Dans les autres histoires, les personnages issus du peuple étaient rares. Souvent dessinés sous des traits grotesques, ils étaient ignorés, menaçants, traités avec mépris ou dépeints comme soumis.
Ceci initiant mes interrogations sur la société et les identités, j’ai continué de développer mon attrait pour l’Histoire, mais plus uniquement du côté royal de la chose. Je voulais comprendre ce qui c’était passé pour ceux qui n’avaient pas la chance d’avoir le sang bleu ou accès aux sphères de pouvoir. À travers les récits de proches sur les deux guerres, sur l’Algérie, la vie quotidienne à telle époque, j’ai compris que les événements historiques et l’évolution de la société avaient aussi impacté mon entourage et transformé leur quotidien. Et non seulement la vie de ceux qui les gouvernaient.
Garder l’esprit alerte
J’ai gardé un petit faible pour les histoires de princesses, on ne se refait pas, mais mon regard a désormais changé. Je décrypte le message plus facilement et je m’amuse à chercher les discours sous-jacent. Mes études en histoire m’ont aidé à mettre en pratique l’esprit critique. J’ai aussi appris à ne pas me laisser aller à schématiser trop vite : l’Histoire ne se résume pas à une séparation nette entre les rebelles et les aristocrates, les sociétés se composant de strates beaucoup plus complexes.

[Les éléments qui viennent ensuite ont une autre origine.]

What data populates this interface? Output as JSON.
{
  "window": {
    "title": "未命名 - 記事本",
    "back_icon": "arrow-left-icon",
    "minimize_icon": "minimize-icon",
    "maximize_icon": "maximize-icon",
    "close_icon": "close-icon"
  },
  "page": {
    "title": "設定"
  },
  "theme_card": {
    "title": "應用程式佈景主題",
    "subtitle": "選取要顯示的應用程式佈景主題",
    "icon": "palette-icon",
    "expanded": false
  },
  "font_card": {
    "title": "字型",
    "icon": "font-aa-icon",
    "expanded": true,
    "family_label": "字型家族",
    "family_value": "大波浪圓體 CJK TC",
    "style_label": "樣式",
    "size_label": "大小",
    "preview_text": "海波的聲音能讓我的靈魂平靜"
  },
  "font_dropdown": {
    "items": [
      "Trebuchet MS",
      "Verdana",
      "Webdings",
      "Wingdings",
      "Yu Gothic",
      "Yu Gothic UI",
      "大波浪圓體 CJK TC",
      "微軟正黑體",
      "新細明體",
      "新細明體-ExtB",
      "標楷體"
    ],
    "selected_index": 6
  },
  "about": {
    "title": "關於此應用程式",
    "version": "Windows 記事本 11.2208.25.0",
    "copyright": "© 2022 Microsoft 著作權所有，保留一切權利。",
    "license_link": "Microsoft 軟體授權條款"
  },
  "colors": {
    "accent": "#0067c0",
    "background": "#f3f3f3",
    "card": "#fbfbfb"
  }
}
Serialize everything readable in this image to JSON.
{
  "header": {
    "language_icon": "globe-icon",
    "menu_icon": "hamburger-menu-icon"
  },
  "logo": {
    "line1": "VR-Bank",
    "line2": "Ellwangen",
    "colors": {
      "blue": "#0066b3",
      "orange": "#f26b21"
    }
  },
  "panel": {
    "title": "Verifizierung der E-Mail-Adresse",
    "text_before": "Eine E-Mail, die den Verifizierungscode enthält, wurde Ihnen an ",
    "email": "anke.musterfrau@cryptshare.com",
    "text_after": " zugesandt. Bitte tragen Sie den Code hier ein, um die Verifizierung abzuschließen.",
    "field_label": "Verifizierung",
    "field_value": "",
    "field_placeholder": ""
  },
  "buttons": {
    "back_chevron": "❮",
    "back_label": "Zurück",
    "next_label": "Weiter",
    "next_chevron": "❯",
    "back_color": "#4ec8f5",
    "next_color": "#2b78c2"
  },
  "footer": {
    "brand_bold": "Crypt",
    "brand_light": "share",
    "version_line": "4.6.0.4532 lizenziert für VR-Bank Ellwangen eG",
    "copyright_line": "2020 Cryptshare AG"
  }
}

S’obliger à garder l’esprit alerte : voilà un des plus beaux cadeaux que j’ai reçu de cette disciple. Le mot « Historia » signifie « enquête » en grec ancien. Une des premières qualités d’un enquêteur est de ne jamais céder à la première évidence et de se forcer à chercher plus loin, même si tout démontre à croire en la première hypothèse. Les mêmes qualités sont attendues d’un.e historien.ne.
Devenir opticienne
Aujourd’hui encore, beaucoup d’idées fausses restent véhiculées. Apprendre que la Bastille était vide le 14 juillet fut un choc. Comprendre que les gaulois ne taillaient pas de menhirs en fut un autre. Mais des événements plus importants encore n’ont été révélés que partiellement et d’autres sciemment oubliés ou modifiés. L’image d’une France garante des droits humains, fut bien ébréchée par ma découverte du massacre de Sétif en 1945 ou celui de Paris le 17 octobre 1961, parmi d’autres. Bien d’autres histoires restent à éclaircir, diffuser et reconnaître publiquement comme ce qui s’est joué avec la commission sur les événements au Rwanda en 1994 où le travail des chercheurs et chercheuses fut fondamental.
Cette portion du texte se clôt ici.